Last month, San Francisco-area radio host Larry Krueger was fired after Giants manager Felipe Alou reacted angrily to Krueger's decrying the team's "brain-dead Caribbean hitters hacking at slop nightly" (SF Chronicle). Krueger certainly gained nothing by referencing the hitters' place of origin, and there are plenty of non-Caribbean free-swingers on the Giants who egregiously fail to get on base. (Moises Alou, Felipe's son and of Dominican origin, leads the team's regulars in on-base percentage; Caucasians Lance Niekro and Mike Matheny can't buy a walk.) But Krueger was merely inartfully recycling and specifying an old yarn about Caribbean hitters that has been repeated in the past couple of months as such august publications as Sports Illustrated and the New York Times Magazine.
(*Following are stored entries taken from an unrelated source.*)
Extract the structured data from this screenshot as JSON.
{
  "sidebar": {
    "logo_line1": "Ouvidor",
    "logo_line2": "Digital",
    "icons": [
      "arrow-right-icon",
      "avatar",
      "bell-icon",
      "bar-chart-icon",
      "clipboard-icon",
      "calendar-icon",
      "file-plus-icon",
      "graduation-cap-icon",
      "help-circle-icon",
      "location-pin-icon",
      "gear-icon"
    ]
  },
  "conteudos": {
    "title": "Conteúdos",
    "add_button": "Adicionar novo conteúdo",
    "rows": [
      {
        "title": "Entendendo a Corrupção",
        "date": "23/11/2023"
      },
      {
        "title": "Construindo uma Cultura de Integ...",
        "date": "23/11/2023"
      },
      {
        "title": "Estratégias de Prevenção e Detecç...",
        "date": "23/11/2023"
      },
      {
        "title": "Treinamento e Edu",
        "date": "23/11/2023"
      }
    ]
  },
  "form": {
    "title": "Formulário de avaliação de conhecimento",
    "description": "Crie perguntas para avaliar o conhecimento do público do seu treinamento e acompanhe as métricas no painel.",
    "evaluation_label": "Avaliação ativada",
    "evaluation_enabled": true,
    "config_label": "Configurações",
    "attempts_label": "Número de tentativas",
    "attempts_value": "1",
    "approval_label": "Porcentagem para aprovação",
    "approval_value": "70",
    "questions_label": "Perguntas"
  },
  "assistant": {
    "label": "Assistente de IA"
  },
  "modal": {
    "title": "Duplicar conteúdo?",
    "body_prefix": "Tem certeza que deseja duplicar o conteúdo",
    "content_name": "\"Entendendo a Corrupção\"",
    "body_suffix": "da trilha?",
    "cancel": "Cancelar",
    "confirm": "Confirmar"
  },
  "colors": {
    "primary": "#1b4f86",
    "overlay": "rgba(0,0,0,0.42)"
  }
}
SI's Michael Farber wrote last week, "An old saw suggests that many Caribbean players became free swingers because walks wouldn't get them off the island." And in the NYT Magazine in July, Jonathan Mahler wrote, "That Dominican prospects aren't usually known for their plate discipline makes sense. There is an expression in the Dominican Republic that goes something like this: 'You can't walk your way off the island.' " As the San Francisco Chronicle's Betting Fool columnist wrote during KruegerGate, "The PC police have never attacked this saying because it's mostly true."
So blame Krueger for a boneheaded choice of words, but not for originating the notion that Caribbean baseball players lack plate discipline. (Incidentally, Gelf remains unconvinced that this is true.) We won't be holding our breath waiting for Mr. Manager to start picketing the offices of the New York Times & Sports Illustrated.